Reviewed by Harriet Klausner for Midwest Book Review.
 



Feisty Gillian Cree refuses to wed a lecherous, sadistic nobleman, despite her father's honor, her Jarl's decree, and the machinations of her stepmother. She escapes, only to find herself and her brother at the desolate home of her one true love, Prince Kaelan. Kaelan, disowned and wed to the highest bidder at his brother's decree, has been living in isolation and abandonment since his wife's death five years earlier. More dead than alive, Kaelan reveals how his brother forced his marriage and sanctioned his near-death sentence. Reunited and wed by a renegade priest, Gillian and Kaelan hope for a life together. Unfortunately, their troubles are just beginning.

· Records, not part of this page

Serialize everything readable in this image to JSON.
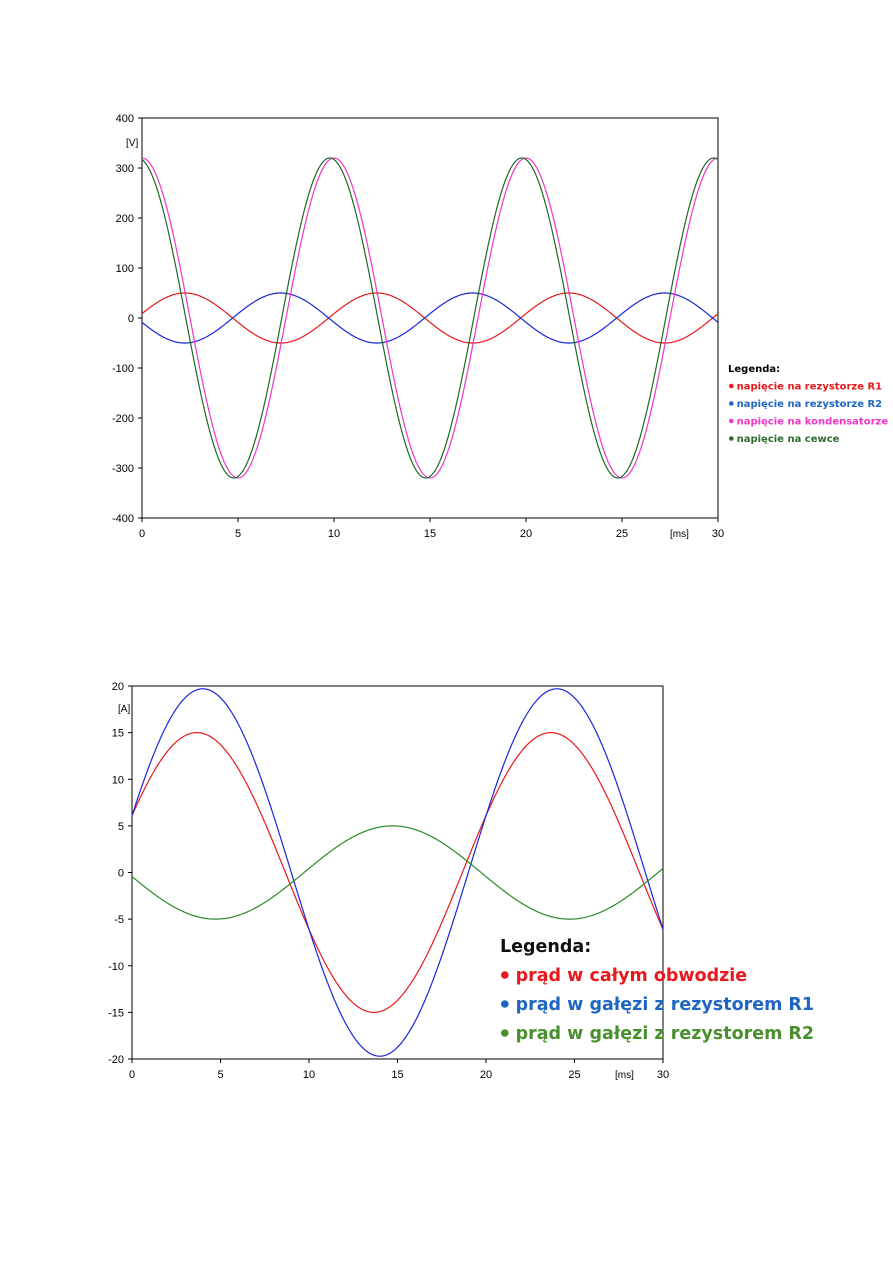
{
  "chart_data": [
    {
      "type": "line",
      "title": "",
      "xlabel": "[ms]",
      "ylabel": "[V]",
      "xlim": [
        0,
        30
      ],
      "ylim": [
        -400,
        400
      ],
      "x_ticks": [
        0,
        5,
        10,
        15,
        20,
        25,
        30
      ],
      "y_ticks": [
        400,
        300,
        200,
        100,
        0,
        -100,
        -200,
        -300,
        -400
      ],
      "grid": false,
      "period_ms": 10,
      "series": [
        {
          "name": "napięcie na rezystorze R1",
          "color": "#e8191c",
          "amplitude": 50,
          "phase_deg": 10
        },
        {
          "name": "napięcie na rezystorze R2",
          "color": "#1a26d9",
          "amplitude": 50,
          "phase_deg": 190
        },
        {
          "name": "napięcie na kondensatorze",
          "color": "#f035c8",
          "amplitude": 320,
          "phase_deg": 90
        },
        {
          "name": "napięcie na cewce",
          "color": "#1e6b1e",
          "amplitude": 320,
          "phase_deg": 98
        }
      ],
      "legend": {
        "title": "Legenda:",
        "position": "right",
        "items": [
          {
            "label": "napięcie na rezystorze R1",
            "color": "#e8191c"
          },
          {
            "label": "napięcie na rezystorze R2",
            "color": "#1e66c2"
          },
          {
            "label": "napięcie na kondensatorze",
            "color": "#f035c8"
          },
          {
            "label": "napięcie na cewce",
            "color": "#2e6b2e"
          }
        ]
      }
    },
    {
      "type": "line",
      "title": "",
      "xlabel": "[ms]",
      "ylabel": "[A]",
      "xlim": [
        0,
        30
      ],
      "ylim": [
        -20,
        20
      ],
      "x_ticks": [
        0,
        5,
        10,
        15,
        20,
        25,
        30
      ],
      "y_ticks": [
        20,
        15,
        10,
        5,
        0,
        -5,
        -10,
        -15,
        -20
      ],
      "grid": false,
      "period_ms": 20,
      "series": [
        {
          "name": "prąd w całym obwodzie",
          "color": "#e8191c",
          "amplitude": 15,
          "phase_deg": 24
        },
        {
          "name": "prąd w gałęzi z rezystorem R1",
          "color": "#1a26d9",
          "amplitude": 19.7,
          "phase_deg": 18
        },
        {
          "name": "prąd w gałęzi z rezystorem R2",
          "color": "#2b8a2b",
          "amplitude": 5,
          "phase_deg": 185
        }
      ],
      "legend": {
        "title": "Legenda:",
        "position": "bottom-right",
        "items": [
          {
            "label": "prąd w całym obwodzie",
            "color": "#e8191c"
          },
          {
            "label": "prąd w gałęzi z rezystorem R1",
            "color": "#1e66c2"
          },
          {
            "label": "prąd w gałęzi z rezystorem R2",
            "color": "#4a8f2e"
          }
        ]
      }
    }
  ]
}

While WindFall isn't set on Earth as we know it, it is much more of a romance than a fantasy. It delves into the ugly side of human greed and isolation while affirming that love is an important part - if not the most important part - of anyone's life, and that yes, it can conquer all.
Reviewed by Ann M. Beardsley for
Scribes World.
 



***** Excellent read

Absolutely Fantastic!! If you haven’t read [WindFall] yet, I strongly recommend you grab it and do so. Be careful though, once you open it and start reading, you won’t be able to put it back down until you’ve finished. Ms. Boyett-Compo has packed this book so full that it overflows. There is fantasy, romance, danger, adventure, and mystery, this book has it all.

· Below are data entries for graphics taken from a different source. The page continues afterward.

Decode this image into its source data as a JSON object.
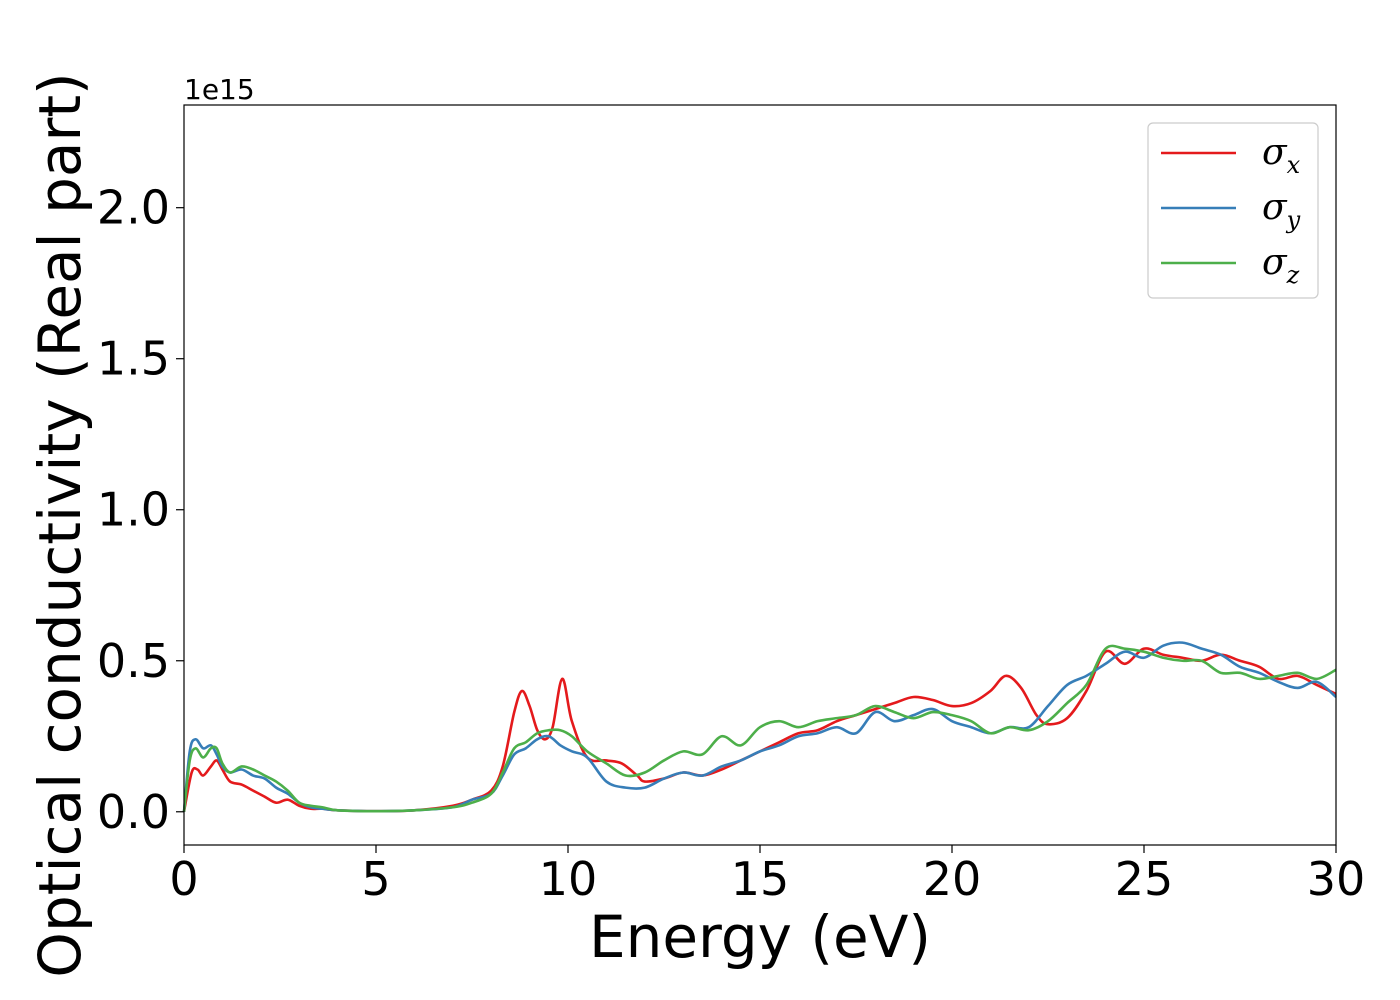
{
  "chart_data": {
    "type": "line",
    "title": "",
    "xlabel": "Energy (eV)",
    "ylabel": "Optical conductivity (Real part)",
    "y_offset_text": "1e15",
    "y_scale": 1000000000000000.0,
    "xlim": [
      0,
      30
    ],
    "ylim": [
      -0.11,
      2.34
    ],
    "xticks": [
      0,
      5,
      10,
      15,
      20,
      25,
      30
    ],
    "xtick_labels": [
      "0",
      "5",
      "10",
      "15",
      "20",
      "25",
      "30"
    ],
    "yticks": [
      0.0,
      0.5,
      1.0,
      1.5,
      2.0
    ],
    "ytick_labels": [
      "0.0",
      "0.5",
      "1.0",
      "1.5",
      "2.0"
    ],
    "grid": false,
    "legend_position": "top-right",
    "series": [
      {
        "name": "σx",
        "symbol": "σ",
        "subscript": "x",
        "color": "#e41a1c",
        "x": [
          0,
          0.2,
          0.35,
          0.5,
          0.7,
          0.85,
          1.0,
          1.2,
          1.5,
          1.8,
          2.1,
          2.4,
          2.7,
          3.0,
          3.3,
          3.6,
          4.0,
          5.0,
          6.0,
          7.0,
          7.5,
          8.0,
          8.3,
          8.6,
          8.8,
          9.0,
          9.2,
          9.4,
          9.6,
          9.85,
          10.1,
          10.5,
          11.0,
          11.4,
          11.8,
          12.0,
          12.5,
          13.0,
          13.5,
          14.0,
          14.5,
          15.0,
          15.5,
          16.0,
          16.5,
          17.0,
          17.5,
          18.0,
          18.5,
          19.0,
          19.5,
          20.0,
          20.5,
          21.0,
          21.4,
          21.8,
          22.2,
          22.5,
          23.0,
          23.5,
          24.0,
          24.5,
          25.0,
          25.5,
          26.0,
          26.5,
          27.0,
          27.5,
          28.0,
          28.5,
          29.0,
          29.5,
          30.0
        ],
        "values": [
          0.0,
          0.13,
          0.14,
          0.12,
          0.15,
          0.17,
          0.14,
          0.1,
          0.09,
          0.07,
          0.05,
          0.03,
          0.04,
          0.02,
          0.01,
          0.01,
          0.005,
          0.002,
          0.005,
          0.02,
          0.04,
          0.07,
          0.15,
          0.33,
          0.4,
          0.35,
          0.27,
          0.24,
          0.28,
          0.44,
          0.3,
          0.18,
          0.17,
          0.16,
          0.12,
          0.1,
          0.11,
          0.13,
          0.12,
          0.14,
          0.17,
          0.2,
          0.23,
          0.26,
          0.27,
          0.3,
          0.32,
          0.34,
          0.36,
          0.38,
          0.37,
          0.35,
          0.36,
          0.4,
          0.45,
          0.41,
          0.32,
          0.29,
          0.31,
          0.4,
          0.53,
          0.49,
          0.54,
          0.52,
          0.51,
          0.5,
          0.52,
          0.5,
          0.48,
          0.44,
          0.45,
          0.42,
          0.39
        ]
      },
      {
        "name": "σy",
        "symbol": "σ",
        "subscript": "y",
        "color": "#377eb8",
        "x": [
          0,
          0.15,
          0.3,
          0.5,
          0.7,
          0.85,
          1.0,
          1.2,
          1.5,
          1.8,
          2.1,
          2.4,
          2.7,
          3.0,
          3.3,
          3.6,
          4.0,
          5.0,
          6.0,
          7.0,
          7.5,
          8.0,
          8.3,
          8.6,
          8.9,
          9.2,
          9.5,
          9.8,
          10.1,
          10.5,
          11.0,
          11.5,
          12.0,
          12.5,
          13.0,
          13.5,
          14.0,
          14.5,
          15.0,
          15.5,
          16.0,
          16.5,
          17.0,
          17.5,
          18.0,
          18.5,
          19.0,
          19.5,
          20.0,
          20.5,
          21.0,
          21.5,
          22.0,
          22.5,
          23.0,
          23.5,
          24.0,
          24.5,
          25.0,
          25.5,
          26.0,
          26.5,
          27.0,
          27.5,
          28.0,
          28.5,
          29.0,
          29.5,
          30.0
        ],
        "values": [
          0.0,
          0.2,
          0.24,
          0.21,
          0.22,
          0.19,
          0.15,
          0.13,
          0.14,
          0.12,
          0.11,
          0.08,
          0.06,
          0.03,
          0.015,
          0.01,
          0.005,
          0.002,
          0.005,
          0.015,
          0.04,
          0.06,
          0.12,
          0.19,
          0.21,
          0.24,
          0.25,
          0.22,
          0.2,
          0.18,
          0.1,
          0.08,
          0.08,
          0.11,
          0.13,
          0.12,
          0.15,
          0.17,
          0.2,
          0.22,
          0.25,
          0.26,
          0.28,
          0.26,
          0.33,
          0.3,
          0.32,
          0.34,
          0.3,
          0.28,
          0.26,
          0.28,
          0.28,
          0.35,
          0.42,
          0.45,
          0.49,
          0.53,
          0.51,
          0.55,
          0.56,
          0.54,
          0.52,
          0.48,
          0.46,
          0.43,
          0.41,
          0.43,
          0.38
        ]
      },
      {
        "name": "σz",
        "symbol": "σ",
        "subscript": "z",
        "color": "#4daf4a",
        "x": [
          0,
          0.15,
          0.3,
          0.5,
          0.7,
          0.85,
          1.0,
          1.2,
          1.5,
          1.8,
          2.1,
          2.4,
          2.7,
          3.0,
          3.3,
          3.6,
          4.0,
          5.0,
          6.0,
          7.0,
          7.5,
          8.0,
          8.3,
          8.6,
          8.9,
          9.2,
          9.5,
          9.8,
          10.1,
          10.5,
          11.0,
          11.5,
          12.0,
          12.5,
          13.0,
          13.5,
          14.0,
          14.5,
          15.0,
          15.5,
          16.0,
          16.5,
          17.0,
          17.5,
          18.0,
          18.5,
          19.0,
          19.5,
          20.0,
          20.5,
          21.0,
          21.5,
          22.0,
          22.5,
          23.0,
          23.5,
          24.0,
          24.5,
          25.0,
          25.5,
          26.0,
          26.5,
          27.0,
          27.5,
          28.0,
          28.5,
          29.0,
          29.5,
          30.0
        ],
        "values": [
          0.0,
          0.17,
          0.21,
          0.18,
          0.21,
          0.21,
          0.16,
          0.13,
          0.15,
          0.14,
          0.12,
          0.1,
          0.07,
          0.03,
          0.02,
          0.015,
          0.005,
          0.002,
          0.005,
          0.015,
          0.03,
          0.06,
          0.13,
          0.21,
          0.23,
          0.26,
          0.27,
          0.27,
          0.25,
          0.2,
          0.16,
          0.12,
          0.13,
          0.17,
          0.2,
          0.19,
          0.25,
          0.22,
          0.28,
          0.3,
          0.28,
          0.3,
          0.31,
          0.32,
          0.35,
          0.33,
          0.31,
          0.33,
          0.32,
          0.3,
          0.26,
          0.28,
          0.27,
          0.3,
          0.36,
          0.42,
          0.54,
          0.54,
          0.53,
          0.51,
          0.5,
          0.5,
          0.46,
          0.46,
          0.44,
          0.45,
          0.46,
          0.44,
          0.47
        ]
      }
    ]
  }
}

...This book is completely spellbinding, it grabs you from the first sentence and even after you’ve turned that final page, you still reach for another page. I am definitely hooked and can hardly wait to read WindChance to find out more.
Reviewed by Tracy Eastgate for Word Weaving.
 



Boyett-Compo is setting the electronic publishing world on top when it comes to books. Her stories exceed expectations and rival print authors….. (she) will take us into the New Millennium on the wings of her stories. We will soar higher and higher with her WindLegend Saga series.

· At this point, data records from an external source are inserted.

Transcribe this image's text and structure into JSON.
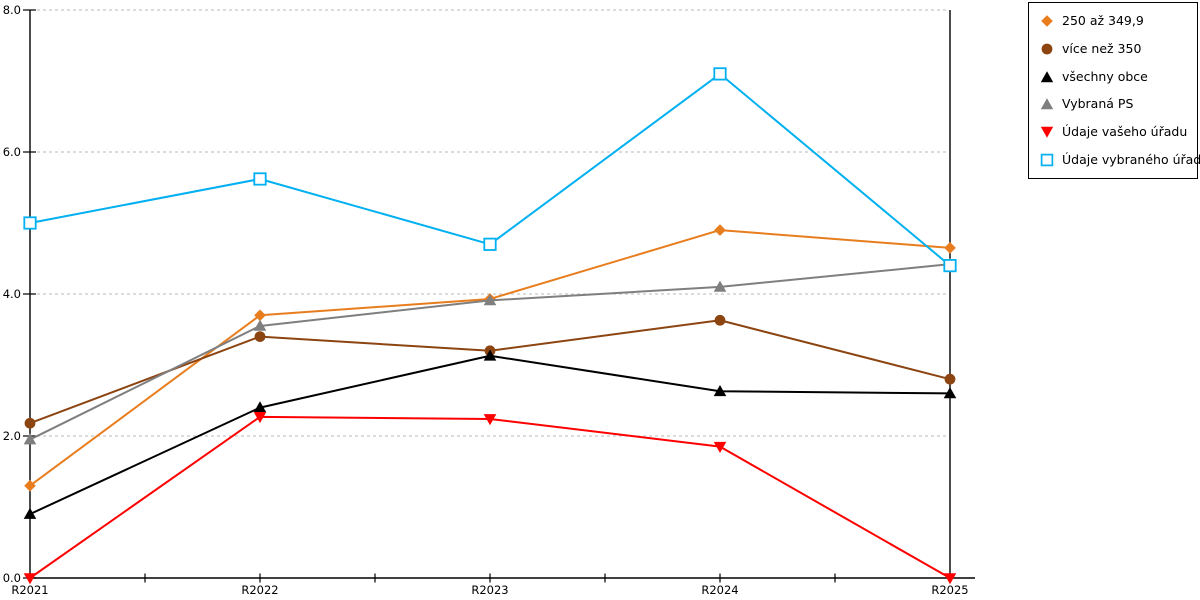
{
  "legend": {
    "items": [
      {
        "label": "250 až 349,9",
        "icon": "diamond-marker-icon",
        "marker": "diamond",
        "color": "#E87D1E"
      },
      {
        "label": "více než 350",
        "icon": "circle-marker-icon",
        "marker": "circle",
        "color": "#8C4411"
      },
      {
        "label": "všechny obce",
        "icon": "triangle-up-marker-icon",
        "marker": "triangle-up",
        "color": "#000000"
      },
      {
        "label": "Vybraná PS",
        "icon": "triangle-up-marker-icon",
        "marker": "triangle-up",
        "color": "#7F7F7F"
      },
      {
        "label": "Údaje vašeho úřadu",
        "icon": "triangle-down-marker-icon",
        "marker": "triangle-down",
        "color": "#FF0000"
      },
      {
        "label": "Údaje vybraného úřadu",
        "icon": "square-open-marker-icon",
        "marker": "square-open",
        "color": "#00B0F0"
      }
    ]
  },
  "chart_data": {
    "type": "line",
    "title": "",
    "xlabel": "",
    "ylabel": "",
    "categories": [
      "R2021",
      "R2022",
      "R2023",
      "R2024",
      "R2025"
    ],
    "series": [
      {
        "name": "250 až 349,9",
        "marker": "diamond",
        "color": "#E87D1E",
        "values": [
          1.3,
          3.7,
          3.93,
          4.9,
          4.65
        ]
      },
      {
        "name": "více než 350",
        "marker": "circle",
        "color": "#8C4411",
        "values": [
          2.18,
          3.4,
          3.2,
          3.63,
          2.8
        ]
      },
      {
        "name": "všechny obce",
        "marker": "triangle-up",
        "color": "#000000",
        "values": [
          0.9,
          2.4,
          3.13,
          2.63,
          2.6
        ]
      },
      {
        "name": "Vybraná PS",
        "marker": "triangle-up",
        "color": "#7F7F7F",
        "values": [
          1.95,
          3.55,
          3.91,
          4.1,
          4.42
        ]
      },
      {
        "name": "Údaje vašeho úřadu",
        "marker": "triangle-down",
        "color": "#FF0000",
        "values": [
          0.0,
          2.27,
          2.24,
          1.85,
          0.0
        ]
      },
      {
        "name": "Údaje vybraného úřadu",
        "marker": "square-open",
        "color": "#00B0F0",
        "values": [
          5.0,
          5.62,
          4.7,
          7.1,
          4.4
        ]
      }
    ],
    "ylim": [
      0,
      8
    ],
    "ytick_step": 2,
    "ytick_labels": [
      "0.0",
      "2.0",
      "4.0",
      "6.0",
      "8.0"
    ],
    "grid": "horizontal-dashed",
    "legend_position": "outside-top-right"
  },
  "colors": {
    "background": "#FFFFFF",
    "axis": "#000000",
    "gridline": "#C8C8C8",
    "text": "#000000"
  }
}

Political intrique, personal power wars, and loveless marriages unfold as friends the three never knew they had come to their aid. This is truly a dark paranormal romance. Once again Boyett-Compo keeps the reader guessing. It is a tale of love and political intrique at its best. Charlotte Boyett-Compo does it again. When she ends the story she sets us up for the next one. WindChance promises to be a great read. Look for my review in future issues and ride the Wind into the New Millennium with Charlotte and me.
Lea Docken, editor Fantasy, Folklore and Fairy Tales.
 



The first book in a trilogy that acts as a prequel to the nine-volume WindLegend Saga, WindFall gives new meaning to sword and sorcery fantasy -- so much so that waiting for the next offering creates a growing hunger for more of this author's work. Boyett-Compo grabs the unwary reader by the imagination and pulls him or her deeper and deeper into a world of magic, love and treachery that never ceases to amaze, entertain and bemuse.
Reviewed by Patricia White for Crescent Blues.
 



In WindFall, Charlotte Boyett-Compo creates more unforgettable characters in Kaelan and Gillian, lovers separated by manipulative enemies. Interweaving stories of past and present, a fantasy setting which is both familiar and brand new, and characters whose love and suffering are almost tangible, WindFall is a terrific read.
Reviewed by Kate Hill for Parchment Symbols.